Company Blog | Incognia

Fraud Prevention Doesn’t Kill Growth, Multi-Accounting Does

Written by Danny Paulk | November 21, 2024 at 7:54 PM

A healthy, growing user base is the backbone of any successful platform. Promoting growth and new user acquisitions is always a high-priority goal, but unfortunately, the incentives that attract new customers also attract fraudsters and other bad actors. In this post, we’ll take a look at multi-accounting, the effects it has on your platform, and how to manage it without hurting your growth strategy.

Key TakeAways

  • Multi-accounting skews key metrics and decreases the effectiveness of marketing campaigns 
  • Framing conversations with the marketing team in terms of customer lifetime value can be a helpful way to communicate fraud prevention's benefits 
  • Limiting fake accounts allows promotional budgets to go further and to reach more genuine users 

The real cost of unchecked multi-accounting 

If fraudsters just made dozens of fake accounts and never used them, maybe it wouldn’t be such a critical issue. 
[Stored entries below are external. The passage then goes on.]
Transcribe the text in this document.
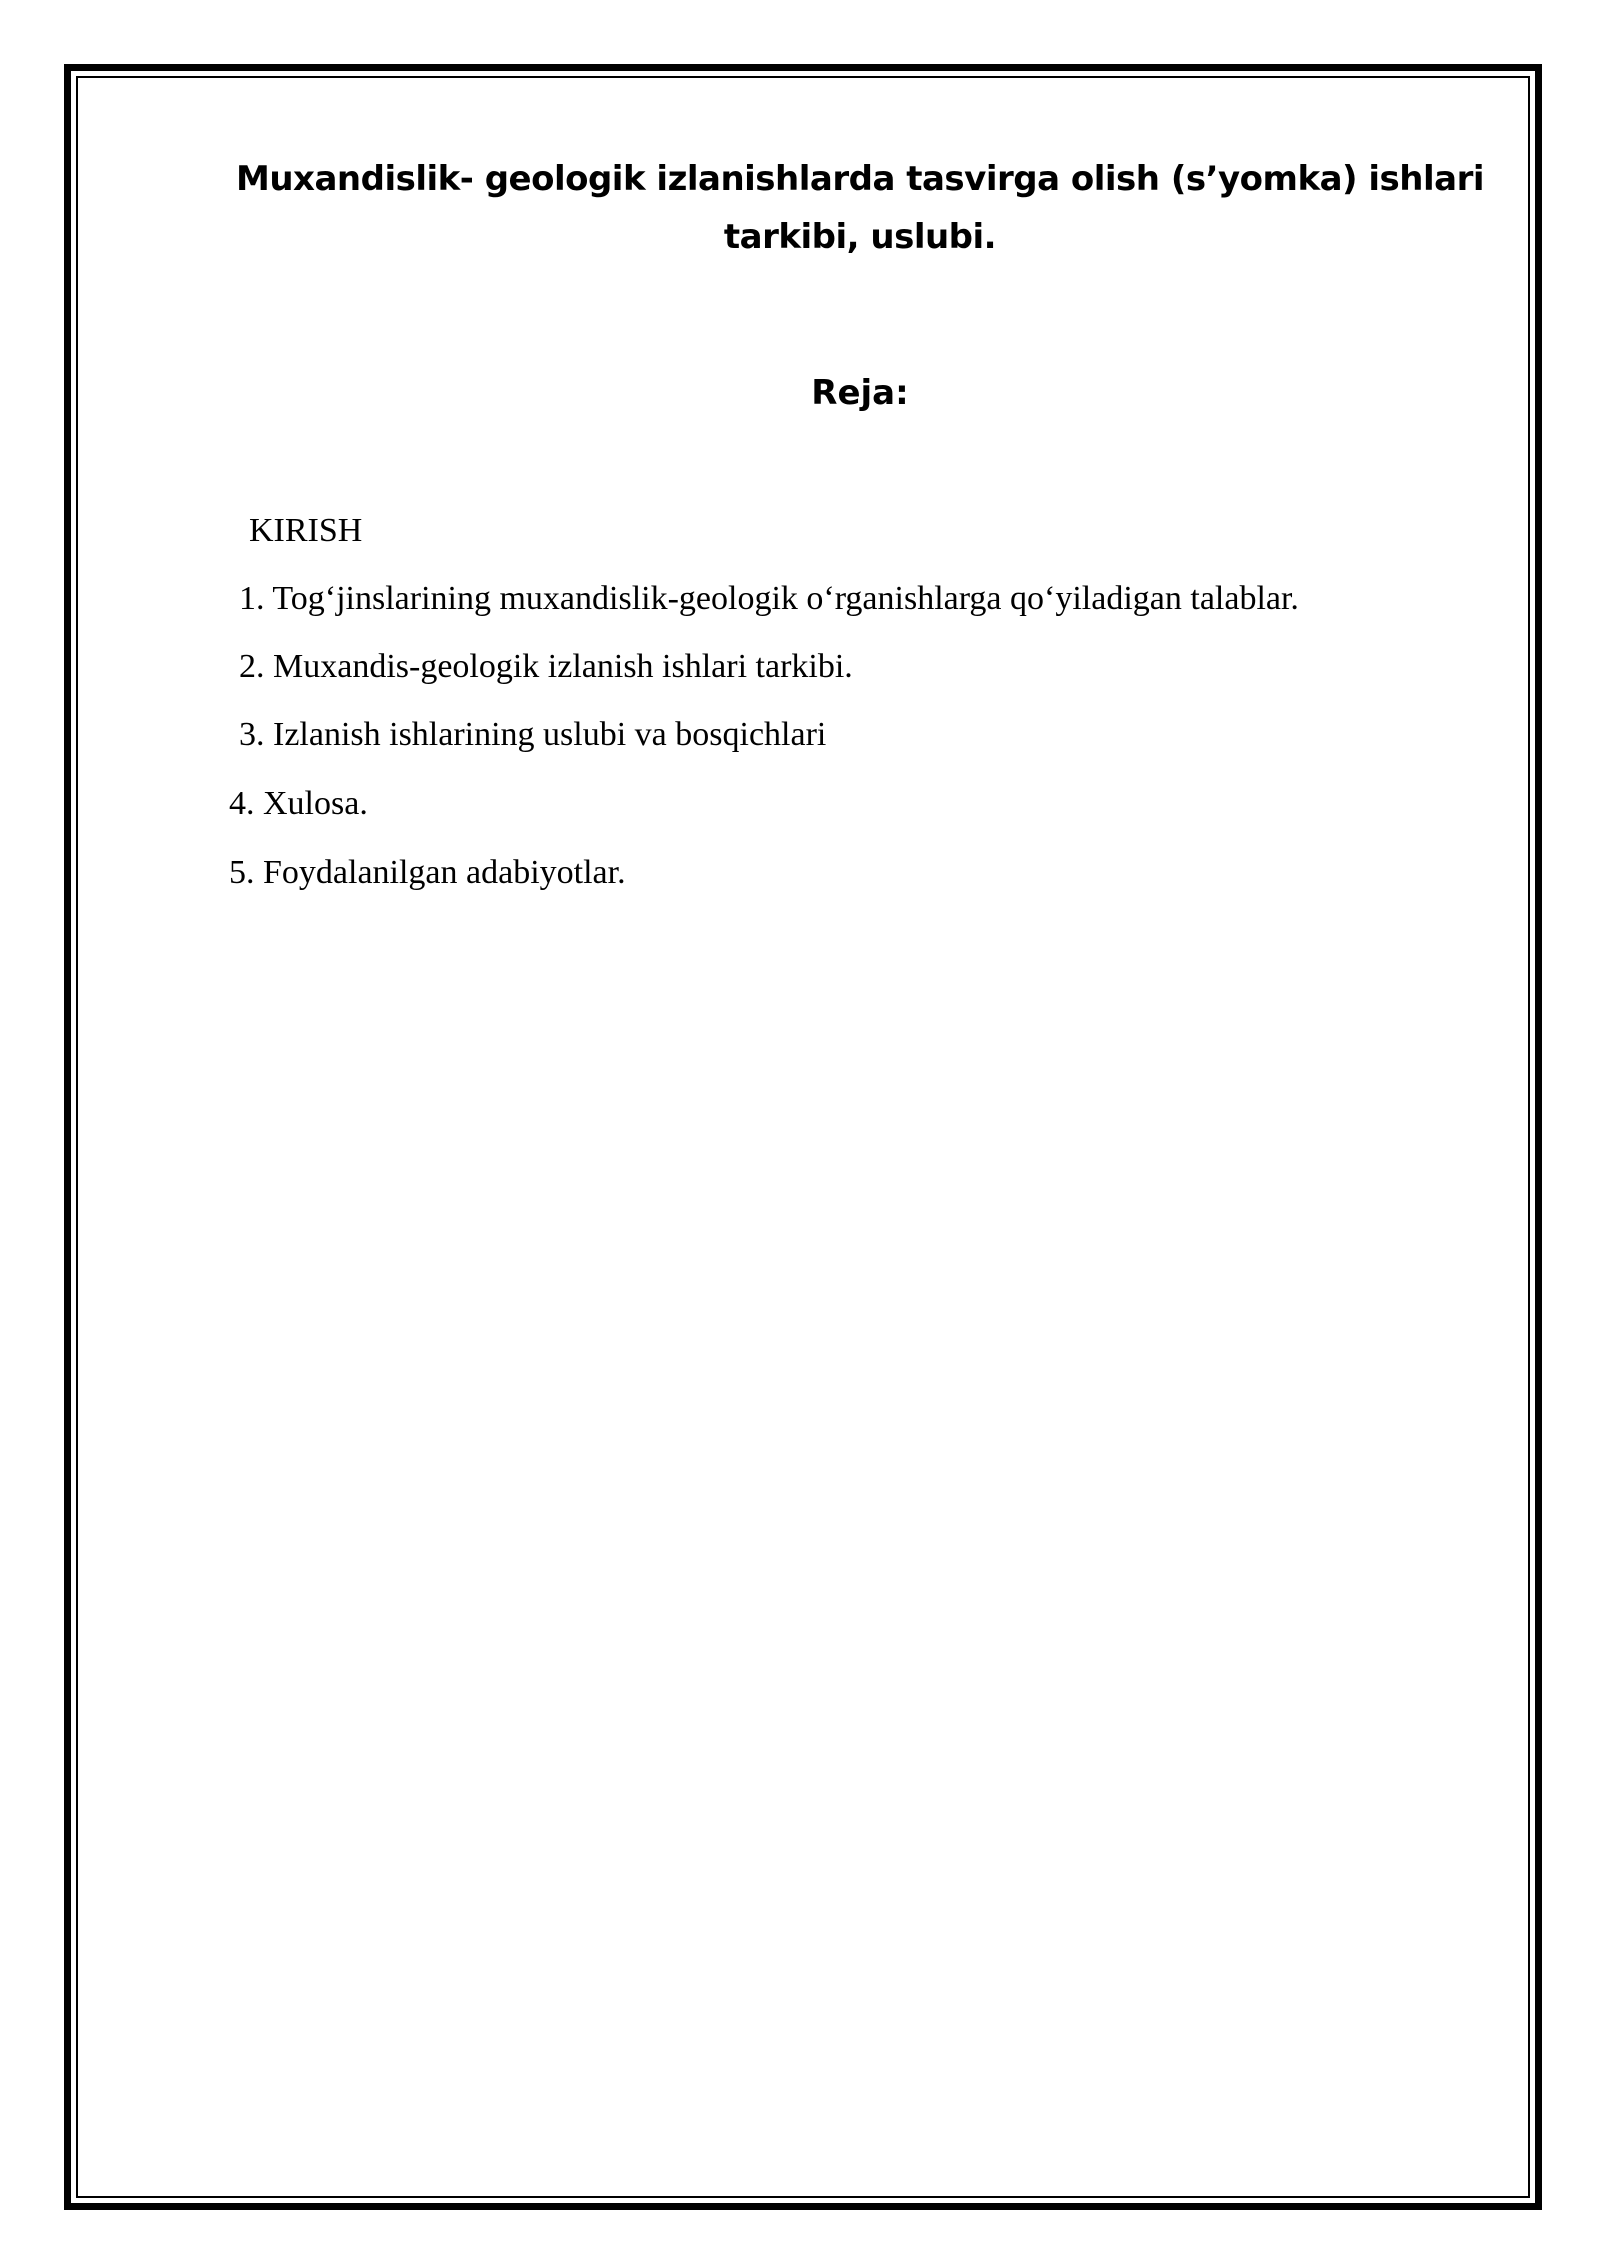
Muxandislik- geologik izlanishlarda tasvirga olish (s’yomka) ishlari tarkibi, uslubi.
Reja:
KIRISH
1. Tog‘jinslarining muxandislik-geologik o‘rganishlarga qo‘yiladigan talablar.
2. Muxandis-geologik izlanish ishlari tarkibi.
3. Izlanish ishlarining uslubi va bosqichlari
4. Xulosa.
5. Foydalanilgan adabiyotlar.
But that’s not what they do. 

Fraudsters make dozens of fake accounts so they can use them for ban evasion, social engineering, refund abuse, promo abuse, collusion, and more. Having a bank of other accounts to rely on lets them scale their fraud operations and evade accountability—there’s less risk in getting banned if you have another account you can use, after all. 
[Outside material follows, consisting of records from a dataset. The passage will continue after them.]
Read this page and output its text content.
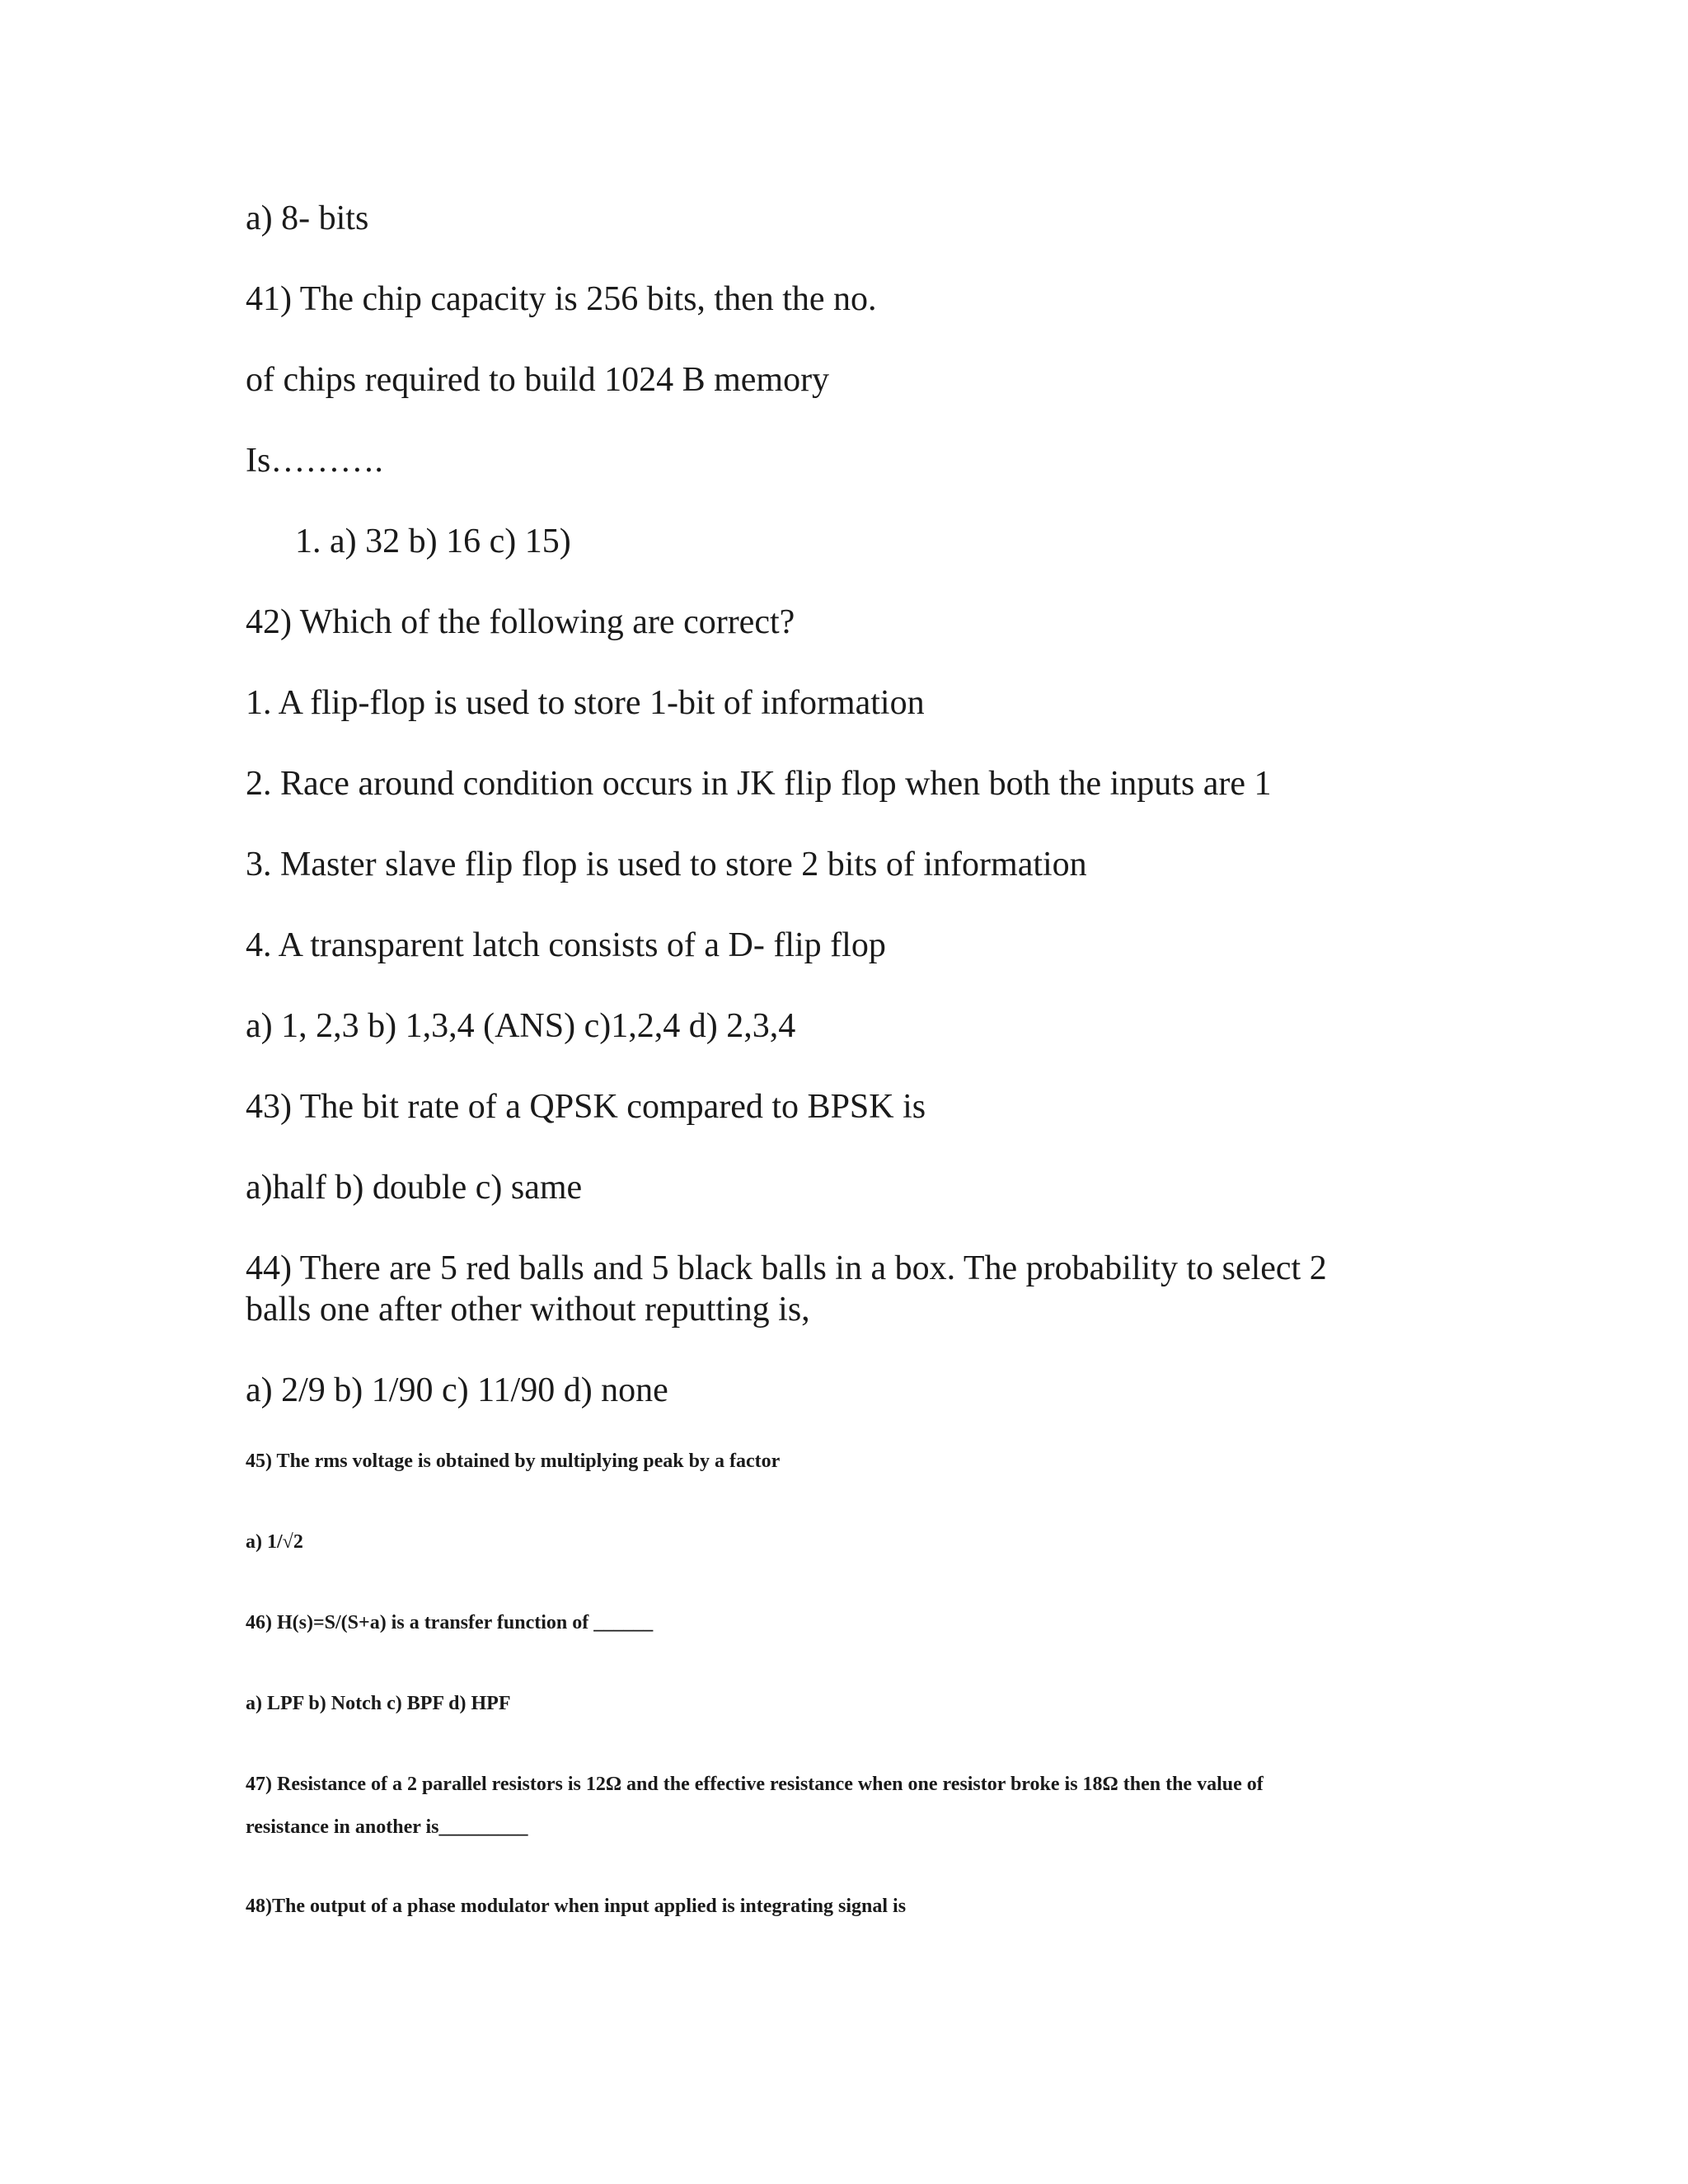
a) 8- bits
41) The chip capacity is 256 bits, then the no.
of chips required to build 1024 B memory
Is……….
1. a) 32 b) 16 c) 15)
42) Which of the following are correct?
1. A flip-flop is used to store 1-bit of information
2. Race around condition occurs in JK flip flop when both the inputs are 1
3. Master slave flip flop is used to store 2 bits of information
4. A transparent latch consists of a D- flip flop
a) 1, 2,3 b) 1,3,4 (ANS) c)1,2,4 d) 2,3,4
43) The bit rate of a QPSK compared to BPSK is
a)half b) double c) same
44) There are 5 red balls and 5 black balls in a box. The probability to select 2
balls one after other without reputting is,
a) 2/9 b) 1/90 c) 11/90 d) none
45) The rms voltage is obtained by multiplying peak by a factor
a) 1/√2
46) H(s)=S/(S+a) is a transfer function of ______
a) LPF b) Notch c) BPF d) HPF
47) Resistance of a 2 parallel resistors is 12Ω and the effective resistance when one resistor broke is 18Ω then the value of
resistance in another is_________
48)The output of a phase modulator when input applied is integrating signal is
As Incognia’s Global Head of Industry, Eduardo Pires, once said: “If you have fake accounts, you can do pretty much any type of scam.” 
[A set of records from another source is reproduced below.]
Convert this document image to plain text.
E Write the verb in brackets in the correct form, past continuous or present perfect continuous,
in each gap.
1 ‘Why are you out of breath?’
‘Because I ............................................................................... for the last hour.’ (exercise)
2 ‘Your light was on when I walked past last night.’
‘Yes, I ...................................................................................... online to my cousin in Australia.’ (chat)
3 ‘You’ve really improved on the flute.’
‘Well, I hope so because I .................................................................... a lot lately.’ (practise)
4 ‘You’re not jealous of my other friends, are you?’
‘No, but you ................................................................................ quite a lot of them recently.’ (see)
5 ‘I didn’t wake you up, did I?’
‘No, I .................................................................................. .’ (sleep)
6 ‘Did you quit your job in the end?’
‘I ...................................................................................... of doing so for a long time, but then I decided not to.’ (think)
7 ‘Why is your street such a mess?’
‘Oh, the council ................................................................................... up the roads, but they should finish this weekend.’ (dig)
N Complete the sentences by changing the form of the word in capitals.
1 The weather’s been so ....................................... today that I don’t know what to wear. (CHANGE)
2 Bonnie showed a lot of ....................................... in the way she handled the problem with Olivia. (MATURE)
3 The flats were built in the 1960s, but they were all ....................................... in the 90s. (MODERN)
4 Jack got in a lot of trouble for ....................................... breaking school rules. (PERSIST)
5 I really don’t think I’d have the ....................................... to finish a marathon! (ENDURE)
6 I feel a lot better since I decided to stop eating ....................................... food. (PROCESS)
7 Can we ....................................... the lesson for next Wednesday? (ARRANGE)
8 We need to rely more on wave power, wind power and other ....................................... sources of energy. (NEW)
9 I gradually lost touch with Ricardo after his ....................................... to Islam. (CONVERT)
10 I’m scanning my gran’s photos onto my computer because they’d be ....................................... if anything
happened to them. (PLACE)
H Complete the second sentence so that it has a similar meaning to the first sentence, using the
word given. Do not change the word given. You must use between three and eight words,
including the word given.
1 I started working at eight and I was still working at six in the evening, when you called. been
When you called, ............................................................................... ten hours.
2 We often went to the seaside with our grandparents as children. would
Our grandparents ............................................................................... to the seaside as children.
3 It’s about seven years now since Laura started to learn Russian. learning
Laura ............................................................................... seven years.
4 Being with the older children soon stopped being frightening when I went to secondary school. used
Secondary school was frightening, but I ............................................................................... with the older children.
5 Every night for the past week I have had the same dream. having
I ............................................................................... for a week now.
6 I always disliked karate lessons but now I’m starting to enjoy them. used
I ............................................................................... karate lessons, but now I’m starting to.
In a webinar with Incognia called “Multi-Accounting: The Gateway to Marketplace Fraud,” Glovo’s Head of Operations Faisal Ahmad Jarif explained that multi-accounting negatively impacts your understanding of your own platform: 

“Multi-accounting actually impacts marketplace operations massively as it disturbs some of the core and key metrics.

For example, total number of downloads of your app, active customer base, average spending by a customer on the platform. Because what you feel is your active customer base may not actually be a unique customer base, but some of the customers may be actually having duplicate accounts. So, these are the metrics that do all your growth metrics, all your customer churn metrics, retention metrics, et cetera.

They can be completely disturbed if you do not know what your exact or unique customer base is, and multi-accounting really impacts your business altogether.”

Multiple accounts means a wider attack surface for fraudsters and a harder time getting rid of them once they’ve been caught.

But taking measures against multi-accounting can sometimes get pushback from growth-focused teams like marketing. Changing the structure of new user incentives and trying  to implement more friction in onboarding can be controversial tactics if not explained properly. 

Getting buy-in from other teams in your organization means framing the story in a way that explains the long-term growth benefits of tackling multi-accounting at the source.

Customer lifetime value (CLV)

In the same webinar, Faisal gave some advice on how to approach your growth team about the benefits of fraud prevention: 

“I'll give you a practical example. I have always worked with a growth team very closely and how I have tackled this problem is by showing them the life cycle or the lifetime value of a customer. If you are in a customer growth spree, but there are specific cohorts of new customers that have a very poor customer lifetime value, I think that is the way you can convince the growth team that this is a cohort of customers that is not adding any value to the business, but rather they are draining your P&L.

Brian Hiebert, Senior Fraud Operations Manager at Just Eat Takeaway, added onto this point:  

“You know, the last thing that your marketing team wants to see is that you're throwing this money at new customers and promotions are being utilized, but then none of those customers come back, which indicates that it's just a fake account created just to utilize the new customer voucher.” 

When you put measures in place to stop multi-accounting, your promotion budgets and user acquisition efforts go towards users who have a chance of actually staying with the platform and converting multiple times. That’s a more substantial definition of growth than the number of user accounts rising because of fraudsters creating fake accounts en masse.

Better fraud prevention doesn’t have to hurt good user growth

There are ways to focus our fraud prevention efforts healthily and strategically to minimize friction on low-risk users. Faisal mentions this idea of strategic or “healthy” friction in the webinar: 

“If you recognize that you have a multi-accounting issue, then you need to build guardrails at the onboarding stage. And you need to find that sweet spot where your growth is not curtailed, but at the same time, you can build some friction, which I would say is healthy friction for your bad actors, so that their entry to the platform can be reduced.”

One way to target friction is by using passive risk assessments at onboarding. Using Incognia as an example, one of the layers of our three-layered solution is tamper detection. We perform device integrity checks at onboarding and look for the presence of emulators, app cloners, location spoofing apps, app tampering tools, and more.

The presence of any of these tools makes it more likely that that user has bad intentions on the platform, and so that might be a case where you would want to apply a little more friction to the onboarding process.

Fraud prevention measures against multi-accounting can sound growth limiting on the surface, but when you frame your efforts from the perspective of maintaining key metrics and improving CLV, you can communicate your team's value to the rest of your organization.